The sooner you incorporate this into your pet’s routine, the more cooperative they will be. Therefore, it is important to start when they are young as they will learn as pups that this is an aspect of what they do in the day and cannot be avoided (not all dogs like to have their coat brushed out).
Remember, Westies are playful dogs and will get up to something almost everyday. If they have been rolling about in the grass or like to play in a heap of dried leaves, it is especially important to keep the outer coat clean as the Westie outer coat is more prone to matting than other breeds with shorter coats.
The outer coat will also need clipping every four months or so to keep the coat neat and clean. If you live in a warm enough climate, you can strip the outer coat a few times during the year. This helps to keep the coat light and it also makes the coat grow back healthier and more lush.
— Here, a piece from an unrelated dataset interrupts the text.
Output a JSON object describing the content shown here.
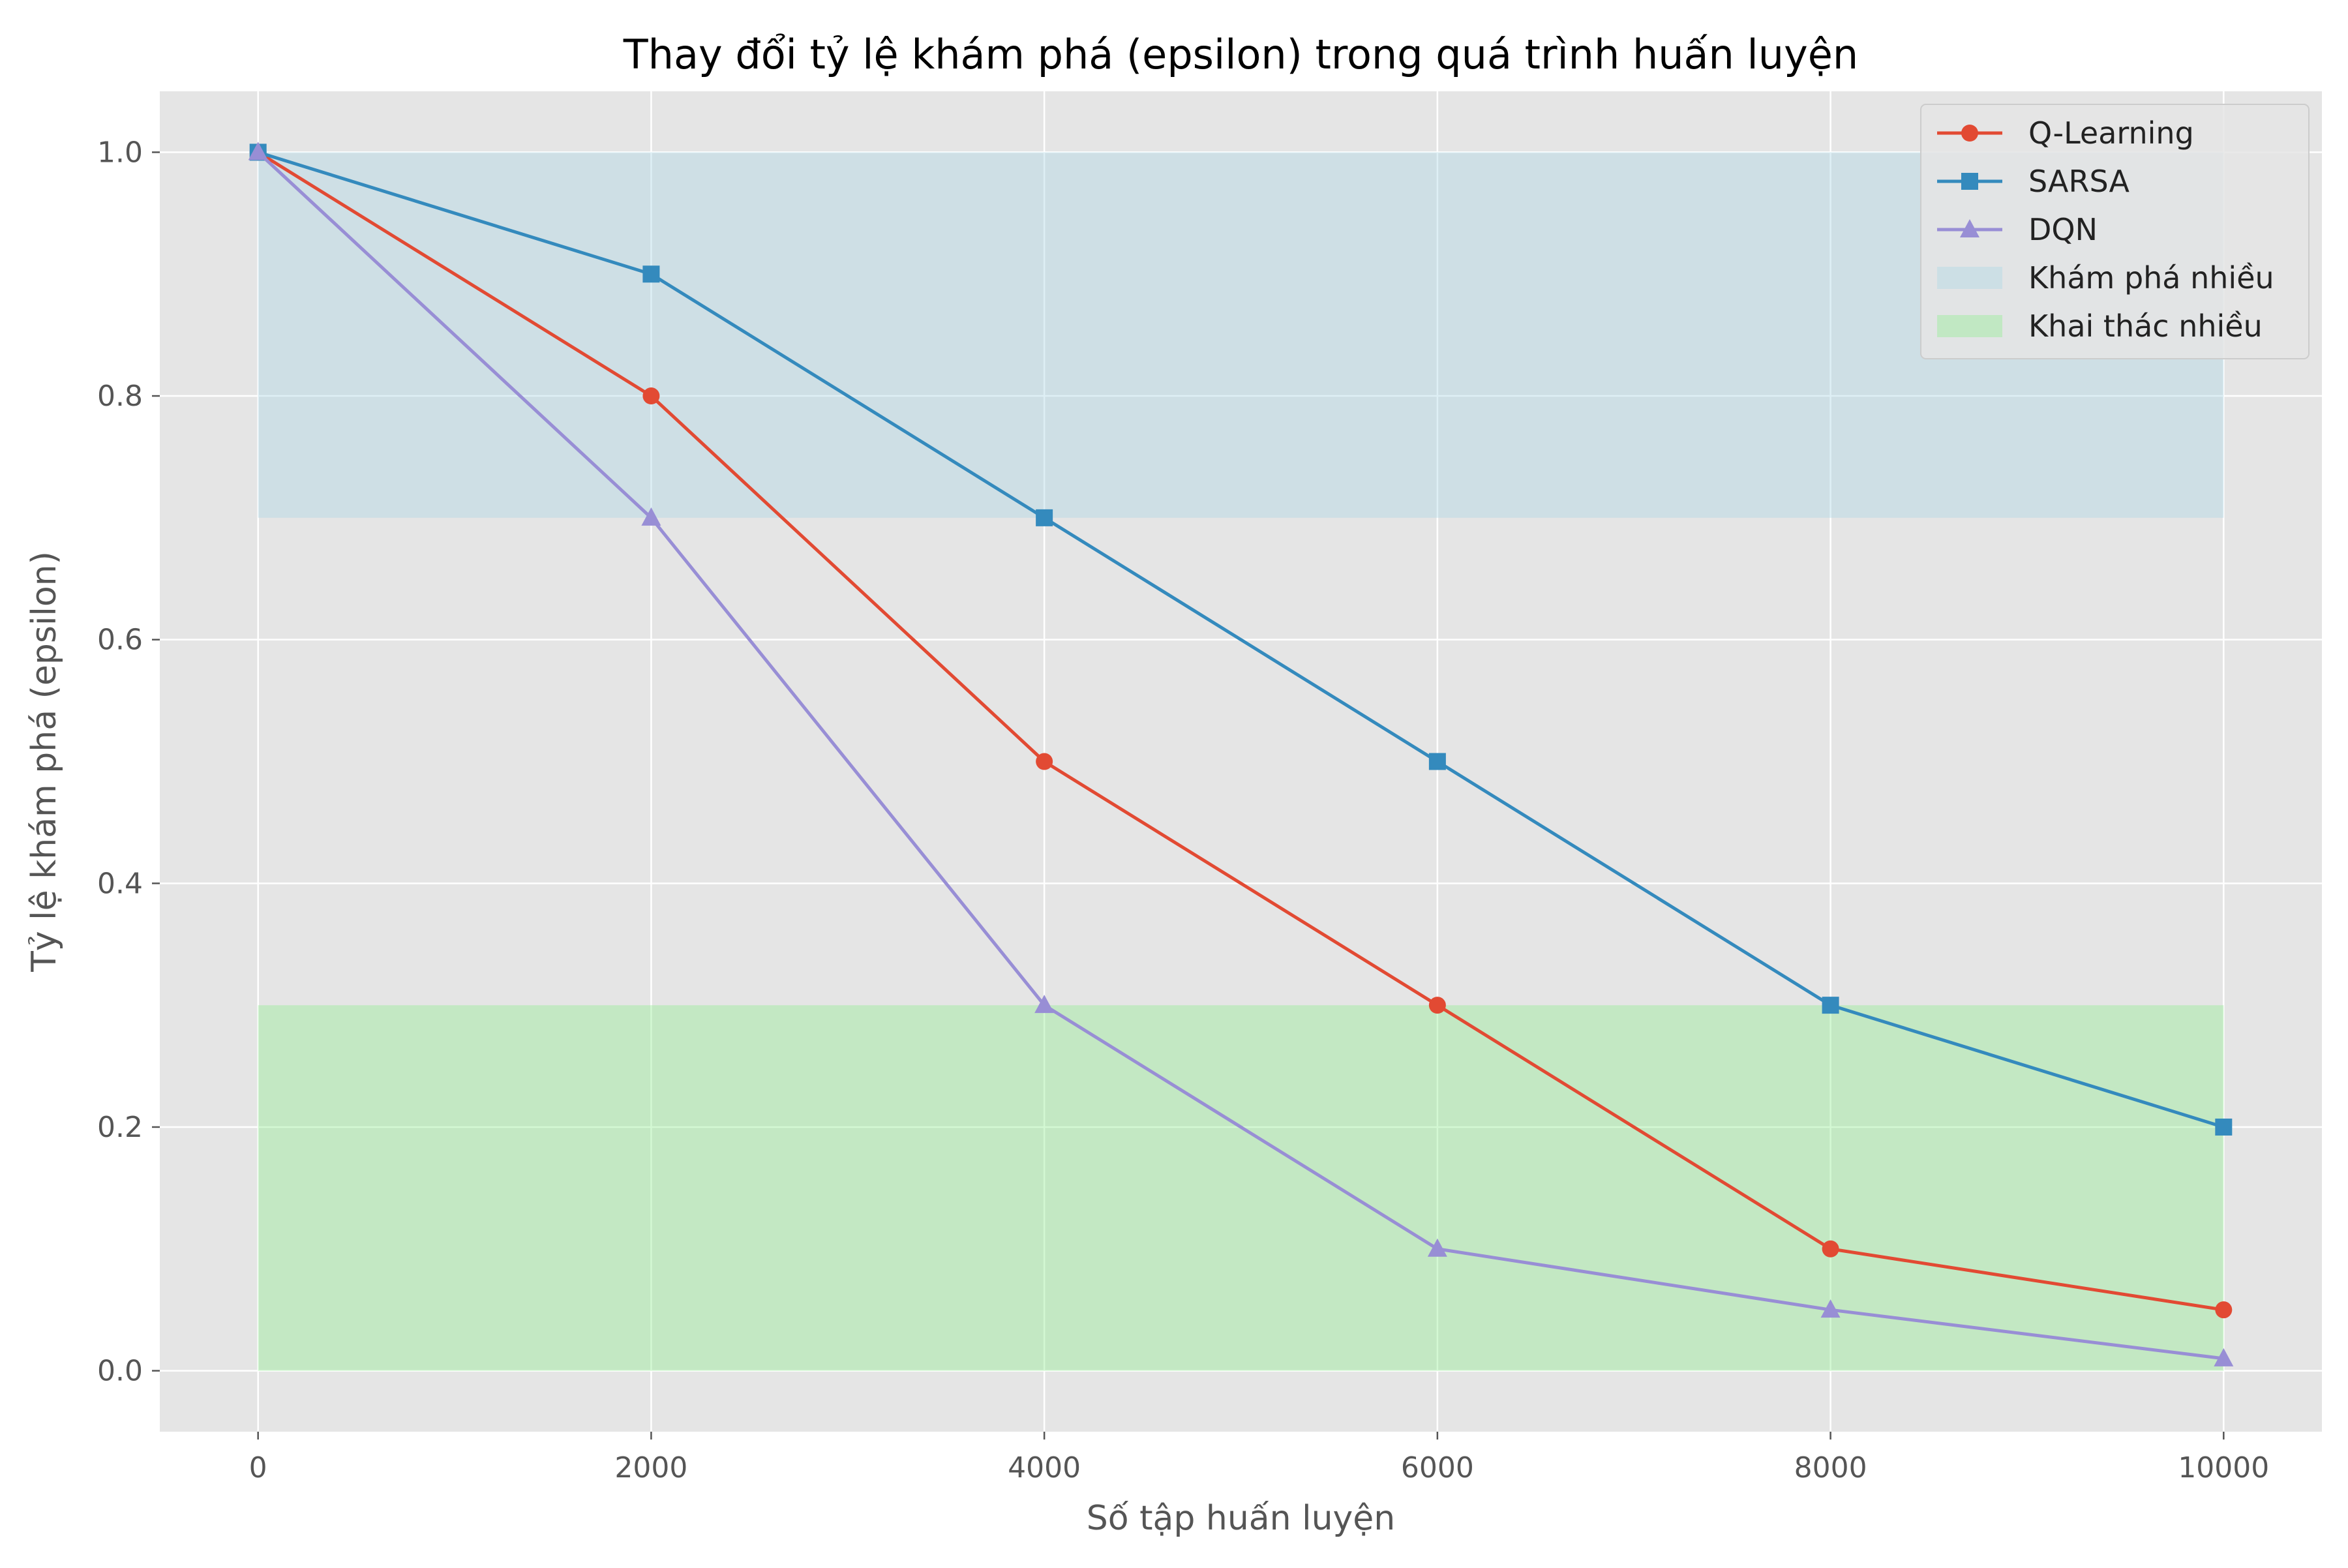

Learn more about Westie grooming with these articles:
- Do Westies Shed?
- How Often Should I Bathe My Westie?
- Best Shampoo for Westies: What You Should Look For and Top 5 Picks
- Best Brush for Westies: Tips, Tricks and Reviews for Finding the Right One
- Westie Haircut Styles Guide
- Can Westies Be Black?
- Best Dog Clippers for Westies: Top 5 Picks to Groom at Home
So Should You Get a Westie?
From the descriptions above, you may have taken away a fairly positive picture of Westies. But just because they are a good breed objectively does not have to mean they would be a good fit for you. The following is a brief synopsis of their pros and cons that may help you decide better whether or not you should bring a Westie into your family:
- Westies are perfect for apartment living. They are small and can get the right amount of exercise even from doing activities around the house that keep them active (though that does not mean you can skip the walks outside, especially to house break them).
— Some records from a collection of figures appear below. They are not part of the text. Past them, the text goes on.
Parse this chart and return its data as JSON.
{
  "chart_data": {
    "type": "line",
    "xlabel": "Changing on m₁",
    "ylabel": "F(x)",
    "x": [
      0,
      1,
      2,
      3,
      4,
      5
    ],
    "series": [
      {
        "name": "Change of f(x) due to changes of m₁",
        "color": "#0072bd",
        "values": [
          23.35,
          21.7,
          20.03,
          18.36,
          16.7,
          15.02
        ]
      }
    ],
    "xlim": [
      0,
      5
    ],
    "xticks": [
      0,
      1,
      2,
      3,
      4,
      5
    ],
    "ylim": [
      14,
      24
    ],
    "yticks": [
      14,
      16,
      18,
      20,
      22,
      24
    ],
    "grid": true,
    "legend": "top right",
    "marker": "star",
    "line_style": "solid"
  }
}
- They are extremely friendly and affectionate dogs. If you live alone in an apartment and are looking for company, they are the perfect breed. They do not require as much work as a larger breed might, they live comfortably in an apartment, and they will make you feel ever so special.
- They are really great with children. If you have young kids around the house and wondering what breed of dog would be safe to have around them, a Westie is that breed. Sure, they will require socialization but so will every other breed.
- They tend to bark and dig a lot—behaviors you can curb or control, but they are unlikely to go away completely. These are small dogs with large personalities. Which is great for the most part, but not when you want to sleep in on a Sunday morning but your dog cannot cut out the barking.
- They are intelligent dogs with an independent streak. Which also means they can become quite stubborn (and also develop small dog syndrome) if not trained properly. You will need to set boundaries very early on with a Westie and establish your authority.
- They can be prone to certain common ailments that may have been avoided if the dog has been bred keeping in mind the high standards of various respected kennel clubs. However, this cannot always be a guarantee and some of the common health issues Westies have can be quite stressful and bothersome especially for the pooch, but also for their owner who is providing them with care.
With the pros and cons of the breed laid out in front of you, you should be able to make a more informed decision. It must be said that no dog breed is bad, but some are just more suitable for certain household setups than others. It is up to you to find a breed that matches your needs and the environment you can provide to the dog.
A Westie is a dog that ticks off plenty of boxes. They do not require as much exercise as a larger dog might, they make for great apartment pets and are also great with children if they are brought into a home with small kids. Now, it is for you to see whether the cons that have been mentioned above are a deal breaker.